A bad user experience decreases user engagement, which in the long term can impact on your site’s overall authority. This can have an impact on how well your site ranks in search and cloud its visibility. In the short term, a low engagement rate also means the loss of potential conversions.

A user experience website audit can take many forms. Start by having someone else use your site, and ask them for feedback. Remember to evaluate their experience of your site’s navigation, the quality of your content and their ability to see and respond to calls-to-action.

A UX website audit will also help you understand the impact of your website design on the user experience as well. You will need feedback from several users to get a clear picture of your site’s usability, but if the same roadblocks come up repeatedly, it’s time to run a UX website audit.

6. Monitor website accessibility

It’s important that every user who arrives on your site is able to access all of your content and features.

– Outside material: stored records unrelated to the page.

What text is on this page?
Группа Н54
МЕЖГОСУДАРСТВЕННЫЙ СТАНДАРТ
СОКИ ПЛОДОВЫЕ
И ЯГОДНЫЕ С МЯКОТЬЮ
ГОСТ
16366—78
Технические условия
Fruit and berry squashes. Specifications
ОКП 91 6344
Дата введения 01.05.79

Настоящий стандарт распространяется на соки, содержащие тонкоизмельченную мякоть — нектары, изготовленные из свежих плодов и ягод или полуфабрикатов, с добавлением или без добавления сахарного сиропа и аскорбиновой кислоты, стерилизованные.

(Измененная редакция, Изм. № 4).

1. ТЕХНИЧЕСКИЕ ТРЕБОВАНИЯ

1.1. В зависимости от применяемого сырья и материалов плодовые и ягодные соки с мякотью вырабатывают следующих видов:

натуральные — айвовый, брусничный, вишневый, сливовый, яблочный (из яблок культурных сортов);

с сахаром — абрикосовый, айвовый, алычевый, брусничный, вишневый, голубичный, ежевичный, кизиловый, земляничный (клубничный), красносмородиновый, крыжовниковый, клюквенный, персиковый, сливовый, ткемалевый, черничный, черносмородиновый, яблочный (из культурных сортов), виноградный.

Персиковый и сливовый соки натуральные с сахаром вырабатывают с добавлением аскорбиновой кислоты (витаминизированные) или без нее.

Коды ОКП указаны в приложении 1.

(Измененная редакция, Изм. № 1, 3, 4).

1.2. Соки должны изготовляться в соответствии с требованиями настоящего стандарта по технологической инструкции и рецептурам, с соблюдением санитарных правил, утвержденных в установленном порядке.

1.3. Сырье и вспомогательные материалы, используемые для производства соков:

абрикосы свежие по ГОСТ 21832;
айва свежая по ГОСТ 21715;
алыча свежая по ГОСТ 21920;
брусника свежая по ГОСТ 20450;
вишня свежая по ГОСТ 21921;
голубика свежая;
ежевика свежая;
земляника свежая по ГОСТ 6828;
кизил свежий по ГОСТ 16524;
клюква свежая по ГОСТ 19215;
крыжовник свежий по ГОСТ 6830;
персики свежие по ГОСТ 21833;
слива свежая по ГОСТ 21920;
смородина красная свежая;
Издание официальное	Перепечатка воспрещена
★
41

An accessibility audit can help you make sure that your site is usable for everyone, including those with disabilities. It identifies these, and then supports you with clear, implementable solutions to resolve them. That way everyone gets to interact with your site.

Wrap up

Conducting regular site audits is an important responsibility when it comes to optimizing your website. By identifying all website issues as they come up, you can stay on top of your website maintenance before it becomes too much to manage. This way, you can tackle any problems one issue at a time and be sure that your website is set up for SEO success.

An audit will check your site for site errors and help you discover what can be improved on your pages to boost your search engine visibility. To sum up:

  • A website audit can check your website performance, improve your search engine optimization, and boost your conversion rate.
  • An effective site audit checklist should include Site health audit, Site security audit, Conversion rate audit, Competitors audit, Content audit, and Social media presence audit. 
  • The cost of a website audit depends on the size of your website, the type of audit you need, and the agency you’ll be working with. 
  • The best way to run a site audit is through checking your technical SEO, performing a site crawl, improving user experience, checking your site speed and mobile-friendliness, and improving your on-page SEO.